Concert Info

Lineup

Roger Daltrey: Vocals, Harmonica
John Entwistle: Bass, Vocals
Keith Moon: Drums, Vocals
Pete Townshend : Vocals, Guitar

Attendance and Support


Support Act: Quicksilver Messinger Service

Note

Marc Bergeron: "After careful research, we have reached the conclusion that the venue for August 17th 1968 is Phoenix Municipal Stadium, Phoenix, Arizona USA."
The Who

Sat, 17 August 1968:

Phoenix, AZ, Municipal Stadium

Setlist

No known setlist

Fanreport

Rick Rieckhoff

The Who - they were my first major concert experience. They played in a football stadium and were touring to support "Magic Bus". All of the people, the pot in the air, what an atmosphere. This was the Who’s first major U.S. tour and the last one before "Tommy" was released. They were considered one of the best live bands in the world and their reputation preceded them.

They played with a fierce abandon and smashed their instruments at the end of the show. I was up against the stage the whole time and had a fantastic view of one of the premier rock bands of the 60’s with all original members. This vantage point did little to help my hearing and as the years went by I always expected but seldom got such great positioning for a show. They played hit after hit since they had a staple of at least 10 top twenty single.

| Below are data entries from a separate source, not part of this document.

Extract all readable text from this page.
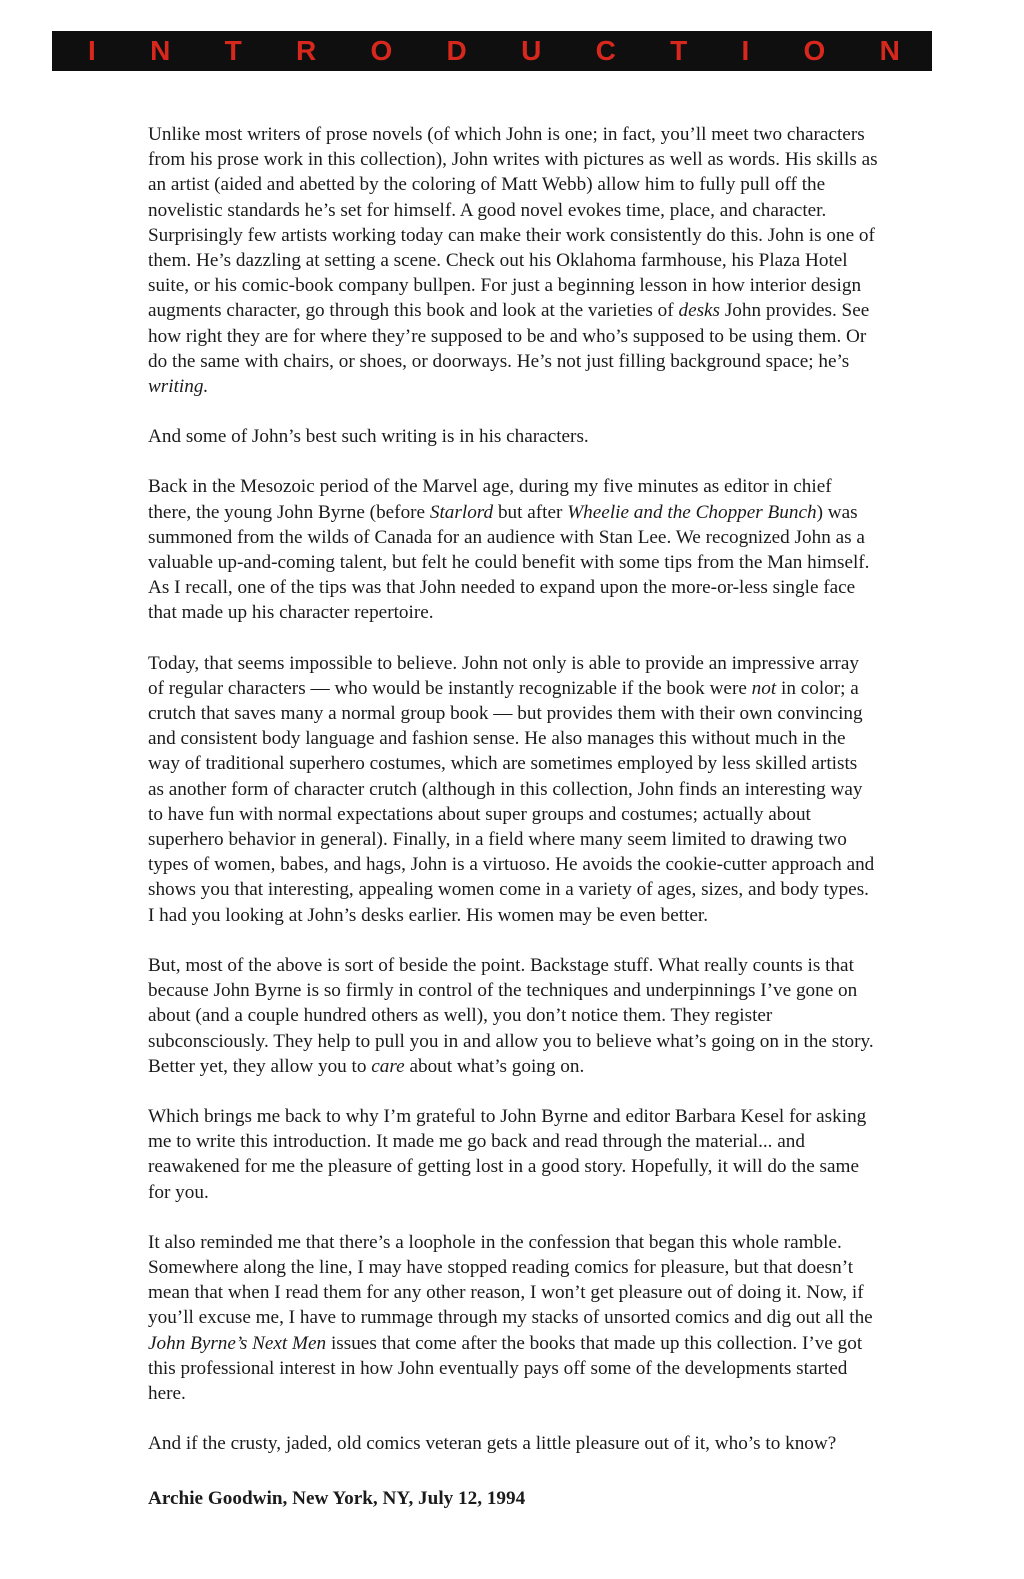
I N T R O D U C T I O N

Unlike most writers of prose novels (of which John is one; in fact, you’ll meet two characters from his prose work in this collection), John writes with pictures as well as words. His skills as an artist (aided and abetted by the coloring of Matt Webb) allow him to fully pull off the novelistic standards he’s set for himself. A good novel evokes time, place, and character. Surprisingly few artists working today can make their work consistently do this. John is one of them. He’s dazzling at setting a scene. Check out his Oklahoma farmhouse, his Plaza Hotel suite, or his comic-book company bullpen. For just a beginning lesson in how interior design augments character, go through this book and look at the varieties of desks John provides. See how right they are for where they’re supposed to be and who’s supposed to be using them. Or do the same with chairs, or shoes, or doorways. He’s not just filling background space; he’s writing.

And some of John’s best such writing is in his characters.

Back in the Mesozoic period of the Marvel age, during my five minutes as editor in chief there, the young John Byrne (before Starlord but after Wheelie and the Chopper Bunch) was summoned from the wilds of Canada for an audience with Stan Lee. We recognized John as a valuable up-and-coming talent, but felt he could benefit with some tips from the Man himself. As I recall, one of the tips was that John needed to expand upon the more-or-less single face that made up his character repertoire.

Today, that seems impossible to believe. John not only is able to provide an impressive array of regular characters — who would be instantly recognizable if the book were not in color; a crutch that saves many a normal group book — but provides them with their own convincing and consistent body language and fashion sense. He also manages this without much in the way of traditional superhero costumes, which are sometimes employed by less skilled artists as another form of character crutch (although in this collection, John finds an interesting way to have fun with normal expectations about super groups and costumes; actually about superhero behavior in general). Finally, in a field where many seem limited to drawing two types of women, babes, and hags, John is a virtuoso. He avoids the cookie-cutter approach and shows you that interesting, appealing women come in a variety of ages, sizes, and body types. I had you looking at John’s desks earlier. His women may be even better.

But, most of the above is sort of beside the point. Backstage stuff. What really counts is that because John Byrne is so firmly in control of the techniques and underpinnings I’ve gone on about (and a couple hundred others as well), you don’t notice them. They register subconsciously. They help to pull you in and allow you to believe what’s going on in the story. Better yet, they allow you to care about what’s going on.

Which brings me back to why I’m grateful to John Byrne and editor Barbara Kesel for asking me to write this introduction. It made me go back and read through the material... and reawakened for me the pleasure of getting lost in a good story. Hopefully, it will do the same for you.

It also reminded me that there’s a loophole in the confession that began this whole ramble. Somewhere along the line, I may have stopped reading comics for pleasure, but that doesn’t mean that when I read them for any other reason, I won’t get pleasure out of doing it. Now, if you’ll excuse me, I have to rummage through my stacks of unsorted comics and dig out all the John Byrne’s Next Men issues that come after the books that made up this collection. I’ve got this professional interest in how John eventually pays off some of the developments started here.

And if the crusty, jaded, old comics veteran gets a little pleasure out of it, who’s to know?

Archie Goodwin, New York, NY, July 12, 1994
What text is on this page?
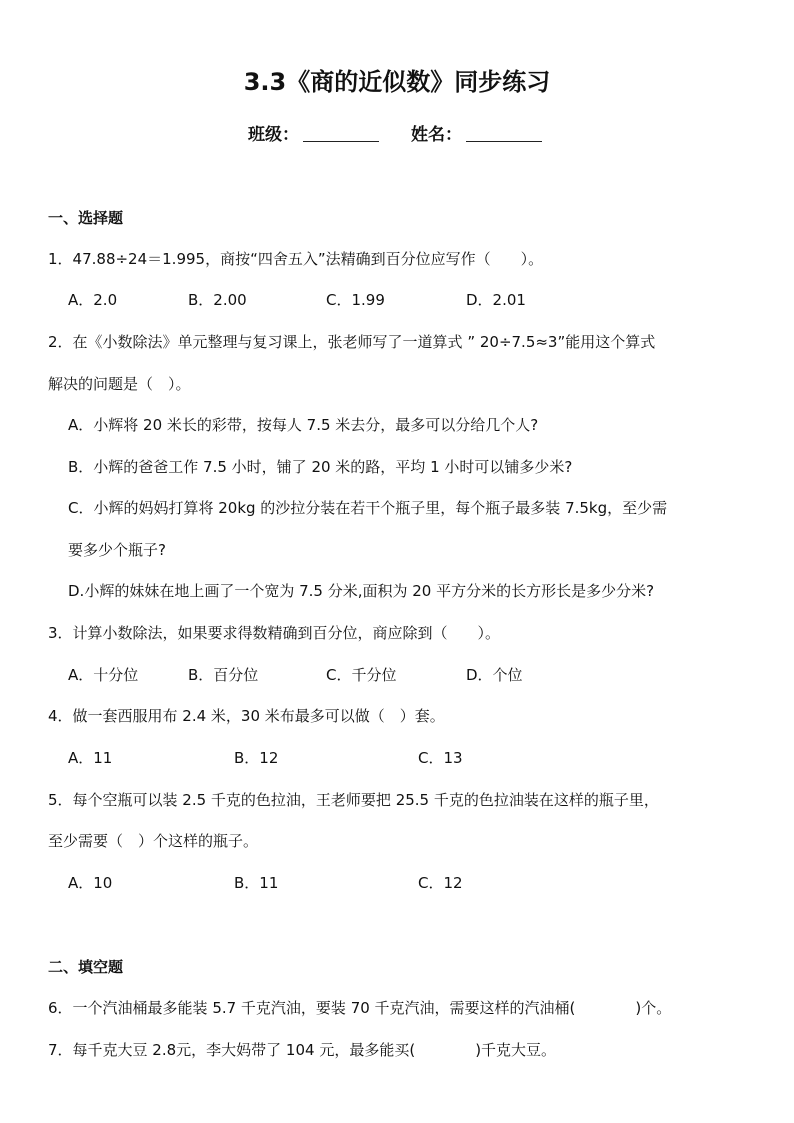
3.3《商的近似数》同步练习
班级：	姓名：
一、选择题
1．47.88÷24＝1.995，商按“四舍五入”法精确到百分位应写作（　　）。
A．2.0	B．2.00	C．1.99	D．2.01
2．在《小数除法》单元整理与复习课上，张老师写了一道算式 ” 20÷7.5≈3”能用这个算式
解决的问题是（　）。
A．小辉将 20 米长的彩带，按每人 7.5 米去分，最多可以分给几个人?
B．小辉的爸爸工作 7.5 小时，铺了 20 米的路，平均 1 小时可以铺多少米?
C．小辉的妈妈打算将 20kg 的沙拉分装在若干个瓶子里，每个瓶子最多装 7.5kg，至少需
要多少个瓶子?
D.小辉的妹妹在地上画了一个宽为 7.5 分米,面积为 20 平方分米的长方形长是多少分米?
3．计算小数除法，如果要求得数精确到百分位，商应除到（　　）。
A．十分位	B．百分位	C．千分位	D．个位
4．做一套西服用布 2.4 米，30 米布最多可以做（　）套。
A．11	B．12	C．13
5．每个空瓶可以装 2.5 千克的色拉油，王老师要把 25.5 千克的色拉油装在这样的瓶子里，
至少需要（　）个这样的瓶子。
A．10	B．11	C．12
二、填空题
6．一个汽油桶最多能装 5.7 千克汽油，要装 70 千克汽油，需要这样的汽油桶(　　　　)个。
7．每千克大豆 2.8元，李大妈带了 104 元，最多能买(　　　　)千克大豆。
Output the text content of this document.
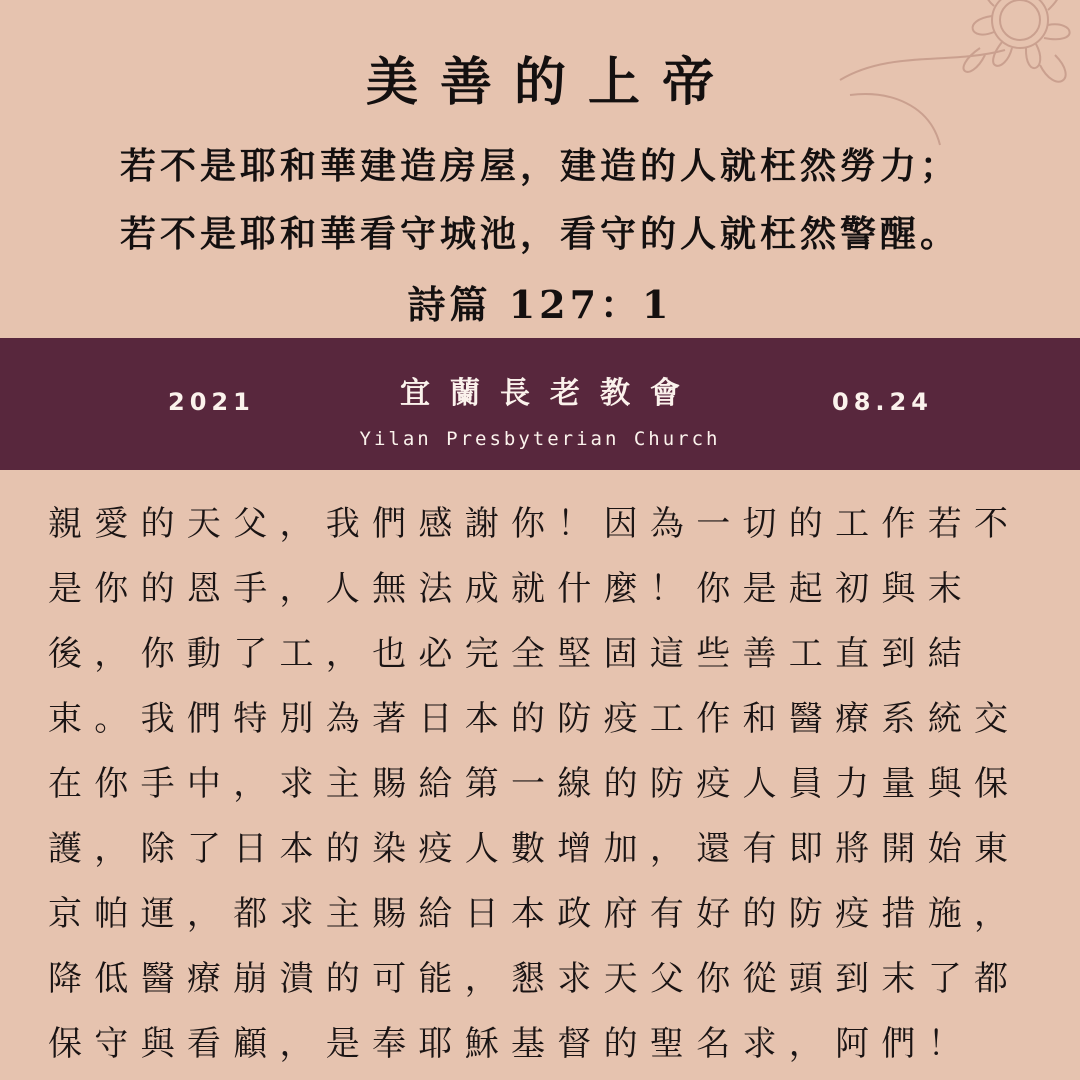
美善的上帝
若不是耶和華建造房屋，建造的人就枉然勞力；
若不是耶和華看守城池，看守的人就枉然警醒。
詩篇 127：1
2021	宜蘭長老教會	08.24
Yilan Presbyterian Church
親愛的天父，我們感謝你！因為一切的工作若不是你的恩手，人無法成就什麼！你是起初與末後，你動了工，也必完全堅固這些善工直到結束。我們特別為著日本的防疫工作和醫療系統交在你手中，求主賜給第一線的防疫人員力量與保護，除了日本的染疫人數增加，還有即將開始東京帕運，都求主賜給日本政府有好的防疫措施，降低醫療崩潰的可能，懇求天父你從頭到末了都保守與看顧，是奉耶穌基督的聖名求，阿們！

Roger Daltrey wore his trademark fringed jacket during this tour and Keith Moon was at his finest. This was before he became the bloated former shell of himself. He was still fit and vibrant on the drums, each one with the coda "world’s greatest drummer” written on it, beside the side shot of a naked, young enthusiast. Roger had a routine down pat where he twirled the microphone through the air in a lasso style, multiple times and then tossed it into the air and always caught it right at the moment where he needed it to complete the verse.

I have a piece of an amplifier and a 3 inch long piece of Pete Townshend’s red Gibson SG guitar as a souvenir from that show. It ended with "My Generation" and a typical Who type tearing apart of the stage and all equipment within reach. It was a dramatic spectacle, one that has been often imitated but rarely surpassed. They were a fantastic live band, one of the true modern rock pioneers.